L’Autre qu’on adorait, Catherine Cusset

cusset-1« Phil Miller tapotait le micro, tout le monde s’est tu. Les discours ont commencé. Quand il a prononcé son nom, Nora s’est avancée, les pommettes roses sous les applaudissements. Elle a reçu son prix, accompagné d’un chèque de sept cents dollars qui seraient bien utiles si elles t’accompagnait en France cet été.

 » […] Depuis l’estrade, Nora a cherché ta silhouette dans le groupe compact des professeurs et des élèves. Tu n’étais pas là. Avec ton mètre quatre-vingt-dix, elle t’aurait repéré même au dernier rang. »

L’autre qu’on adorait, c’est Thomas Bullot, « tu », dont la narratrice amante puis amie, fait le portrait. Pourquoi « tu » ? Parce que «  »il » est trop distant » et parce que « je », seul Thomas le connaît. « Je », c’est son corps dans le cercueil, « tu », c’est Thomas vivant, bien vivant.

« Est-ce la force de ton désir qui te condamne à perdre ? »

Au début du roman, on apprend que Thomas s’est suicidé.

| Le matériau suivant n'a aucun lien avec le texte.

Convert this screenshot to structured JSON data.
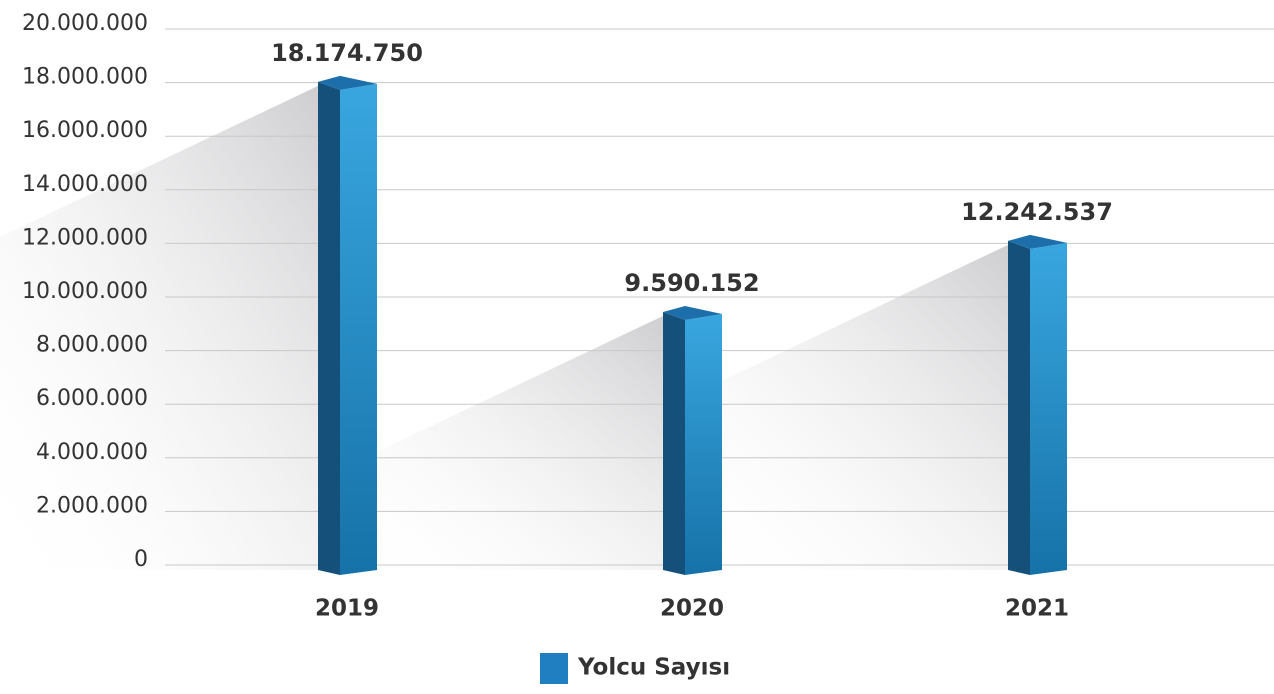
{
  "chart_data": {
    "type": "bar",
    "categories": [
      "2019",
      "2020",
      "2021"
    ],
    "series": [
      {
        "name": "Yolcu Sayısı",
        "color": "#1f7fc0",
        "values": [
          18174750,
          9590152,
          12242537
        ],
        "value_labels": [
          "18.174.750",
          "9.590.152",
          "12.242.537"
        ]
      }
    ],
    "ylim": [
      0,
      20000000
    ],
    "yticks": [
      0,
      {
        "value": 2000000,
        "label": "2.000.000"
      },
      {
        "value": 4000000,
        "label": "4.000.000"
      },
      {
        "value": 6000000,
        "label": "6.000.000"
      },
      {
        "value": 8000000,
        "label": "8.000.000"
      },
      {
        "value": 10000000,
        "label": "10.000.000"
      },
      {
        "value": 12000000,
        "label": "12.000.000"
      },
      {
        "value": 14000000,
        "label": "14.000.000"
      },
      {
        "value": 16000000,
        "label": "16.000.000"
      },
      {
        "value": 18000000,
        "label": "18.000.000"
      },
      {
        "value": 20000000,
        "label": "20.000.000"
      }
    ],
    "grid": true,
    "legend": "bottom"
  }
}
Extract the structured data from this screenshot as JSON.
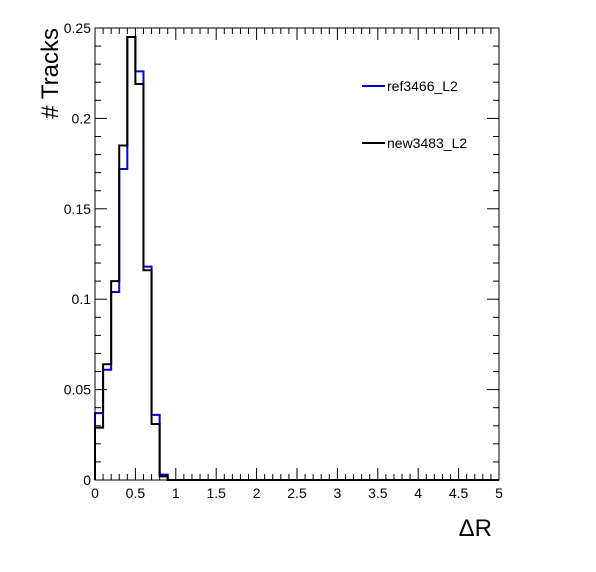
{
  "chart_data": {
    "type": "histogram",
    "xlabel": "ΔR",
    "ylabel": "# Tracks",
    "xlim": [
      0,
      5
    ],
    "ylim": [
      0,
      0.25
    ],
    "bin_width": 0.1,
    "x_ticks": [
      "0",
      "0.5",
      "1",
      "1.5",
      "2",
      "2.5",
      "3",
      "3.5",
      "4",
      "4.5",
      "5"
    ],
    "y_ticks": [
      "0",
      "0.05",
      "0.1",
      "0.15",
      "0.2",
      "0.25"
    ],
    "grid": false,
    "legend_position": "top-right",
    "series": [
      {
        "name": "ref3466_L2",
        "color": "#0000cc",
        "values": [
          0.037,
          0.061,
          0.104,
          0.172,
          0.245,
          0.226,
          0.118,
          0.036,
          0.003,
          0,
          0,
          0,
          0,
          0,
          0,
          0,
          0,
          0,
          0,
          0,
          0,
          0,
          0,
          0,
          0,
          0,
          0,
          0,
          0,
          0,
          0,
          0,
          0,
          0,
          0,
          0,
          0,
          0,
          0,
          0,
          0,
          0,
          0,
          0,
          0,
          0,
          0,
          0,
          0,
          0
        ]
      },
      {
        "name": "new3483_L2",
        "color": "#000000",
        "values": [
          0.029,
          0.064,
          0.11,
          0.185,
          0.245,
          0.219,
          0.116,
          0.031,
          0.002,
          0,
          0,
          0,
          0,
          0,
          0,
          0,
          0,
          0,
          0,
          0,
          0,
          0,
          0,
          0,
          0,
          0,
          0,
          0,
          0,
          0,
          0,
          0,
          0,
          0,
          0,
          0,
          0,
          0,
          0,
          0,
          0,
          0,
          0,
          0,
          0,
          0,
          0,
          0,
          0,
          0
        ]
      }
    ]
  }
}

De quoi peut souffrir Thomas entre ses amours, des relations sexuelles, sa passion pour l’art, le cinéma, la littérature et la musique, son intelligence, son ambition et son bagout ? C’est de ses vingt ans à ses trente-neuf ans que l’on revit son existence tumultueuse et ses rebondissements. Thomas est promis à un avenir brillant, comment comprendre alors ses nombreux échecs qui scandent le livre, qui lui donnent un rythme, comme les nombreuses références à ses musiques préférées, du classique, au rock, au blues, au jazz et à la chanson française (en témoigne le titre du livre qui n’est autre qu’un bout de la chanson « Avec le temps » de Léo Ferré).

La vie de Thomas est aussi rythmée par ses nombreux voyages au sein de la France et des Etats-Unis. Thomas ne ressemble en rien à celles de ses amis, il est l’ami différent, original, impatient et fragile qu’on adore.

Le livre commence et déjà on sait qu’on va le lire d’une traite. Alors que presque vingt ans d’un vie se déroulent sous nos yeux, l’on est happé par l’intensité de l’écriture, ce style charnel, sensuel, sombre et lumineux à la fois. Rien de larmoyant, que de la fougue. Je conseille vivement sa lecture.